In bid to loosen Nvidia’s grip on AI, AMD to buy Finnish startup for $665 million

In bid to loosen Nvidia’s grip on AI, AMD to buy Finnish startup for $665M

AMD is to buy Finnish artificial intelligence startup Silo AI for $665 million in one of the largest such takeovers in Europe as the US chipmaker seeks to expand its AI services to compete with market leader Nvidia.

California-based AMD said Silo’s 300-member team would use its software tools to build custom large language models (LLMs), the kind of AI technology that underpins chatbots such as OpenAI’s ChatGPT and Google’s Gemini. The all-cash acquisition is expected to close in the second half of this year, subject to regulatory approval.

“This agreement helps us both accelerate our customer engagements and deployments while also helping us accelerate our own AI tech stack,” Vamsi Boppana, senior vice president of AMD’s artificial intelligence group, told the Financial Times.

The acquisition is the largest of a privately held AI startup in Europe since Google acquired UK-based DeepMind for around 400 million pounds in 2014, according to data from Dealroom.

The deal comes at a time when buyouts by Silicon Valley companies have come under tougher scrutiny from regulators in Brussels and the UK. Europe-based AI startups, including Mistral, DeepL, and Helsing, have raised hundreds of millions of dollars this year as investors seek out a local champion to rival US-based OpenAI and Anthropic.

Helsinki-based Silo AI, which is among the largest private AI labs in Europe, offers tailored AI models and platforms to enterprise customers. The Finnish company launched an initiative last year to build LLMs in European languages, including Swedish, Icelandic, and Danish.

AMD’s AI technology competes with that of Nvidia, which has taken the lion’s share of the high-performance chip market. Nvidia’s success has propelled its valuation past $3tn this year as tech companies push to build the computing infrastructure needed to power the biggest AI models. AMD started to roll out its MI300 chips late last year in a direct challenge to Nvidia’s “Hopper” line of chips.

Peter Sarlin, Silo AI co-founder and chief executive, called the acquisition the “logical next step” as the Finnish group seeks to become a “flagship” AI company.

Silo AI is committed to “open source” AI models, which are available for free and can be customized by anyone.

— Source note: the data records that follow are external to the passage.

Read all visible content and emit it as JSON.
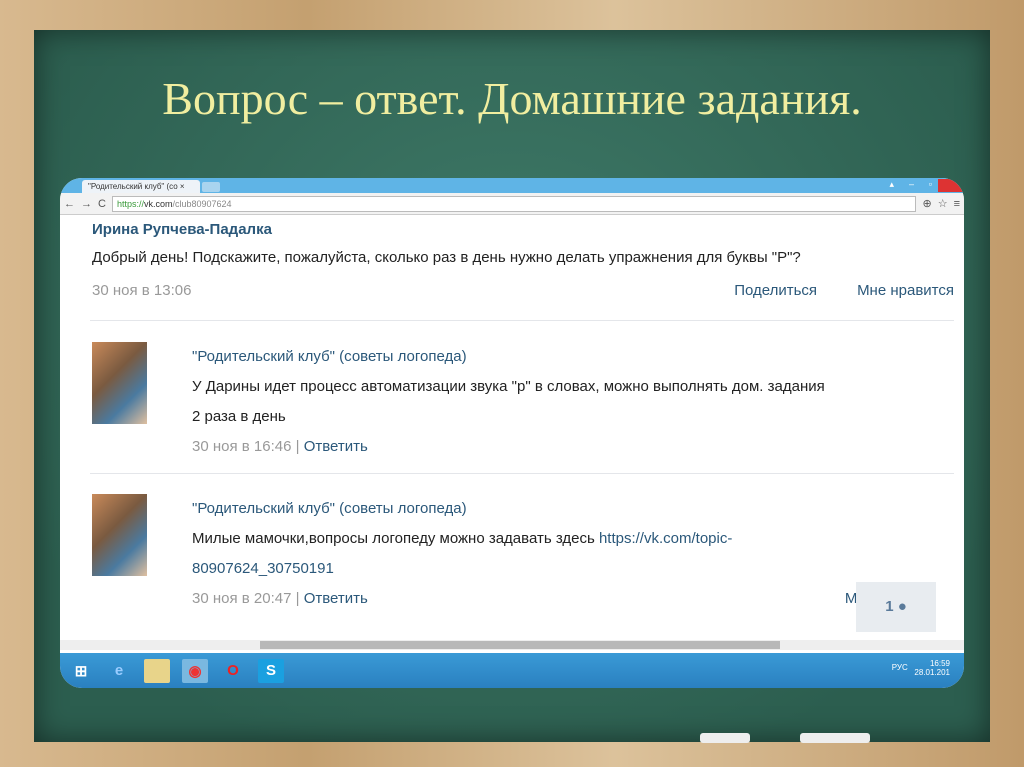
{
  "slide": {
    "title": "Вопрос – ответ. Домашние задания."
  },
  "browser": {
    "tab_title": "\"Родительский клуб\" (со",
    "url_scheme": "https://",
    "url_host": "vk.com",
    "url_path": "/club80907624"
  },
  "question": {
    "author": "Ирина Рупчева-Падалка",
    "text": "Добрый день! Подскажите, пожалуйста, сколько раз в день нужно делать упражнения для буквы \"Р\"?",
    "date": "30 ноя в 13:06",
    "share": "Поделиться",
    "like": "Мне нравится"
  },
  "replies": [
    {
      "author": "\"Родительский клуб\" (советы логопеда)",
      "text": "У Дарины идет процесс автоматизации звука \"р\" в словах, можно выполнять дом. задания",
      "text2": "2 раза в день",
      "date": "30 ноя в 16:46",
      "reply": "Ответить"
    },
    {
      "author": "\"Родительский клуб\" (советы логопеда)",
      "text": "Милые мамочки,вопросы логопеду можно задавать здесь ",
      "link": "https://vk.com/topic-",
      "link2": "80907624_30750191",
      "date": "30 ноя в 20:47",
      "reply": "Ответить",
      "like_partial": "Мне"
    }
  ],
  "like_count": "1",
  "taskbar": {
    "lang": "РУС",
    "time": "16:59",
    "date": "28.01.201"
  }
}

This distinguishes it from the likes of OpenAI and Google, which favor their own proprietary or “closed” models.

The startup previously described its family of open models, called “Poro,” as an important step towards “strengthening European digital sovereignty” and democratizing access to LLMs.

The concentration of the most powerful LLMs into the hands of a few US-based Big Tech companies is meanwhile attracting attention from antitrust regulators in Washington and Brussels.

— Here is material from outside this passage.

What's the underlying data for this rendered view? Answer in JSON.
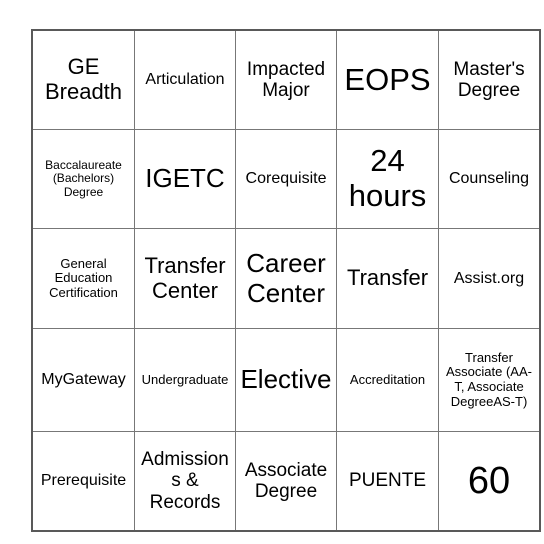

The Silo deal shows AMD seeking to scale its business quickly and drive customer engagement with its own offering. AMD views Silo, which builds custom models for clients, as a link between its “foundational” AI software and the real-world applications of the technology.

Software has become a new battleground for semiconductor companies as they try to lock in customers to their hardware and generate more predictable revenues, outside the boom-and-bust chip sales cycle.

Nvidia’s success in the AI market stems from its multibillion-dollar investment in Cuda, its proprietary software that allows chips originally designed for processing computer graphics and video games to run a wider range of applications.

Since starting to develop Cuda in 2006, Nvidia has expanded its software platform to include a range of apps and services, largely aimed at corporate customers that lack the in-house resources and skills that Big Tech companies have to build on its technology.

Nvidia now offers more than 600 “pre-trained” models, meaning they are simpler for customers to deploy. The Santa Clara, California-based group last month started rolling out a “microservices” platform, called NIM, which promises to let developers build chatbots and AI “co-pilot” services quickly.

Historically, Nvidia has offered its software free of charge to buyers of its chips, but said this year that it planned to charge for products such as NIM.

AMD is among several companies contributing to the development of an OpenAI-led rival to Cuda, called Triton, which would let AI developers switch more easily between chip providers. Meta, Microsoft, and Intel have also worked on Triton.